Some former staffers are also questioning the planned demolition.
"The Carriage House is wonderful," says Barbara Mangum, a former head of conservation at the museum. "Architecturally it's very interesting. It was built by Isabella Stewart Gardner, so it's part of her intended estate. But it isn't protected by her will.
"I'm sympathetic to the need to expand," continues Mangum. "But I wonder, could it be moved, or incorporated into the new building?"
During the period of his research, Colby attempted to speak with Hawley and other senior staff about his findings, but was unsuccessful. Hawley acknowledged in an interview that at a staff meeting, after debate about the new extension, she told staff members that if they couldn't support the proposal, they might want to consider leaving the museum. She describes Colby's essay as "an interesting interpretation," a description echoed by Alan Chong, a curator at the museum. "It's possible the Carriage House did mean something to [Gardner]," Chong says, but "there is a tremendous lack of evidence."

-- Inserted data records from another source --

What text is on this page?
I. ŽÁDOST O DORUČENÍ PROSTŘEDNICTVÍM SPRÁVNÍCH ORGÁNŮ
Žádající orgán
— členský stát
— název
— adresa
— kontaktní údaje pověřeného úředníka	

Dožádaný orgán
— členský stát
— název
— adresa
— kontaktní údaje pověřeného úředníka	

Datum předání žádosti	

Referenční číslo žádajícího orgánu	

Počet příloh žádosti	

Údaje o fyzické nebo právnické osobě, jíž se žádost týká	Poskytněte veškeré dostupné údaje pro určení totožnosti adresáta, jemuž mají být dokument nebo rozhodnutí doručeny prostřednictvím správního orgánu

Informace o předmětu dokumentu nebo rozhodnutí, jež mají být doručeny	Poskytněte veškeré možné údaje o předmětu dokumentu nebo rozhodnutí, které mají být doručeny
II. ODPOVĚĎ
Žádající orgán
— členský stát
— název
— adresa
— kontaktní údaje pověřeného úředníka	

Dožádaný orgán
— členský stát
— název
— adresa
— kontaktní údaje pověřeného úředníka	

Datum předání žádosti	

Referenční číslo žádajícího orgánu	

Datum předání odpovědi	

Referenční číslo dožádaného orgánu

Colby questions whether the museum has made a thorough examination of the building's history. "A museum's job is not to take the material remnants of the past and critique them, find them wanting and then dispose of them," he says. "It's to study those remnants."
Ellen Lipsey, executive director of the Boston Landmarks Commission, says the commission asked the museum "for any indication that Mrs. Gardner was directly involved in that very unusual design" of the Carriage House.
When the museum first submitted its proposal to the Boston Landmarks Commission in 2007, it failed to include Hadley's article about the connection with Berenson's Altamura. "To be frank," said Hawley, "I didn't know about it." Instead, it was brought to the attention of the commission by Gardner's biographer, Douglass Shand-Tucci, who supports the Carriage House's demolition. The museum subsequently provided the article to all regulatory authorities.
Hawley says the museum has acknowledged all along that the Carriage House has historical significance. "I have a deep affection for that structure," she says, while adding that architecturally, it is "not that interesting." But she says that after an exhaustive process of researching alternatives, the museum concluded that there was no feasible way to complete the new building while preserving it.